Here is one plan of action:
Calculus
Linear Algebra
Multivariable Calculus
Real Analysis
Probability Theory
Mathematical Statistics
Game Theory
Differential Equations
There is, of course, some flexibility about the order of courses. Check the prerequisites at your school to figure out the right sequencing.
而诺奖得主萨金特给出的经济学研究生建议学的更多数学科目,网站如下
https://files.nyu.edu/ts43/public/math_courses.html
Math courses for NYU students
Essential Courses for Economics Undergraduate Students - Courant
Derivatives, antiderivatives, and integrals of functions of one real variable. Trigonometric, inverse trigonometric, logarithmic and exponential functions. Applications, including graphing, maximizing and minimizing functions. Areas and volumes.
Techniques of integration. Further applications. Plane analytic geometry. Polar coordinates and parametric equations. Infinite series, including power series.
Functions of several variables. Vectors in the plane and space. Partial derivatives with applications, especially Lagrange multipliers. Double and triple integrals. Spherical and cylindrical coordinates. Surface and line integrals. Divergence, gradient, and curl. Theorem of Gauss and Stokes.
Systems of linear equations, Gaussian elimination, matrices, determinants, Cramer's rule. Vectors, vector spaces, basis and dimension, linear transformations. Eigenvalues, eigenvectors, and quadratic forms.
Advanced Courses for Undergraduate Students - Courant
http://www.math.nyu.edu/courses/ug_course_descriptions.html
If you want to go to graduate school, it is essential that you take a course in real analysis. After that, courses in probability theory, Markov chains, and differential equations, probably in that order will be very useful.
Linear spaces, subspaces, and quotient spaces; linear dependence and independence; basis and dimensions. Linear transformation and matrices; dual spaces and transposition. Solving linear equations. Determinants. Quadratic forms and their relation to local extrema of multivariable functions.

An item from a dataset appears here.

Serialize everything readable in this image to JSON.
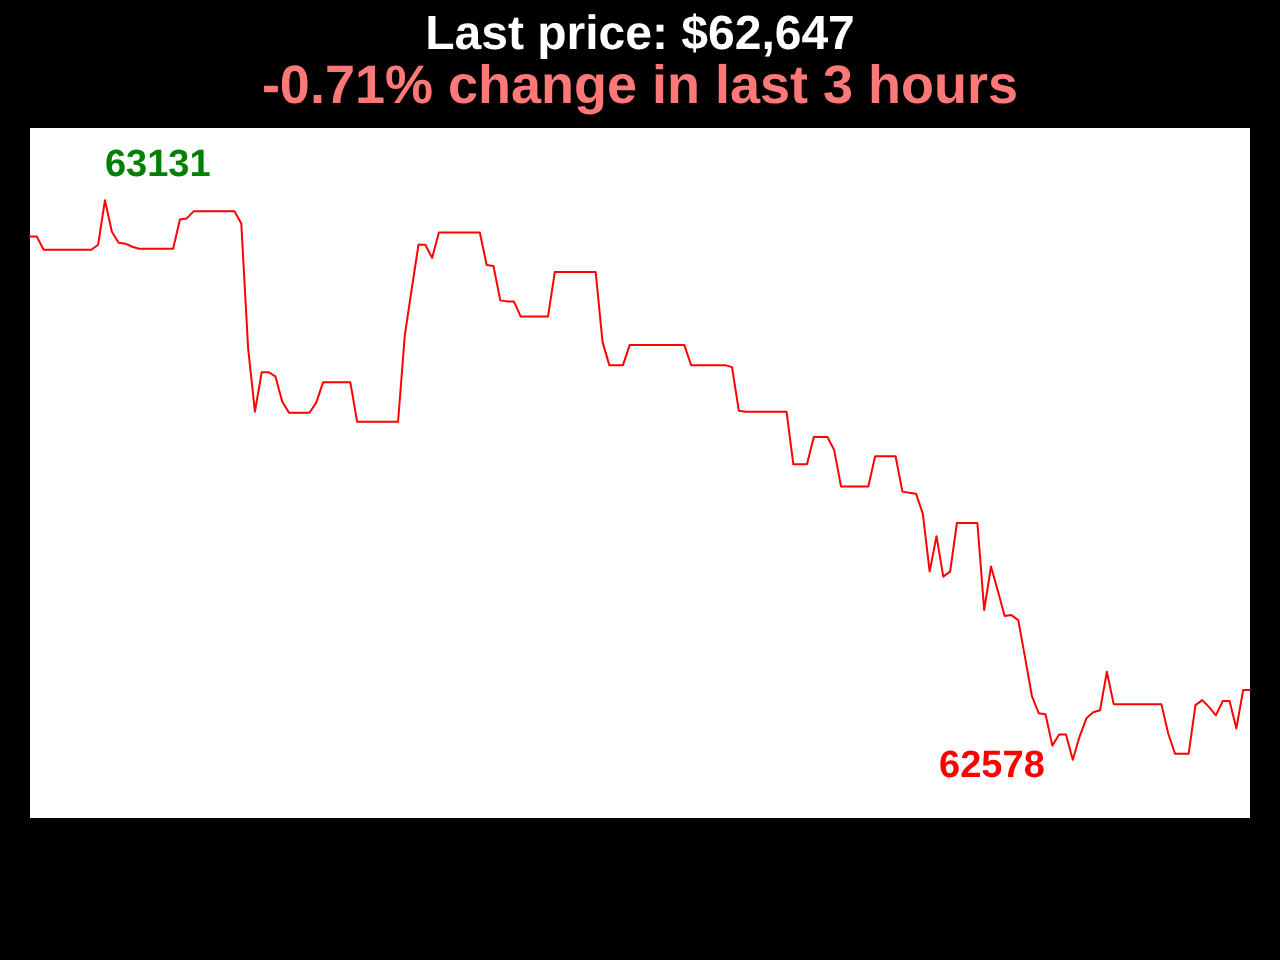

An introduction to the mathematical treatment of random phenomena occurring in the natural, physical, and social sciences. Axioms of mathematical probability, combinatorial analysis, binomial distribution, Poisson and normal approximation, random variables and probability distributions, generating functions, Markov chains applications.
An introduction to the mathematical foundations and techniques of modern statistical analysis for the interpretation of data in the quantitative sciences. Mathematical theory of sampling; normal populations and distributions; chi-square, t, and F distributions; hypothesis testing; estimation; confidence intervals; sequential analysis; correlation, regression; analysis of variance. Applications to the sciences.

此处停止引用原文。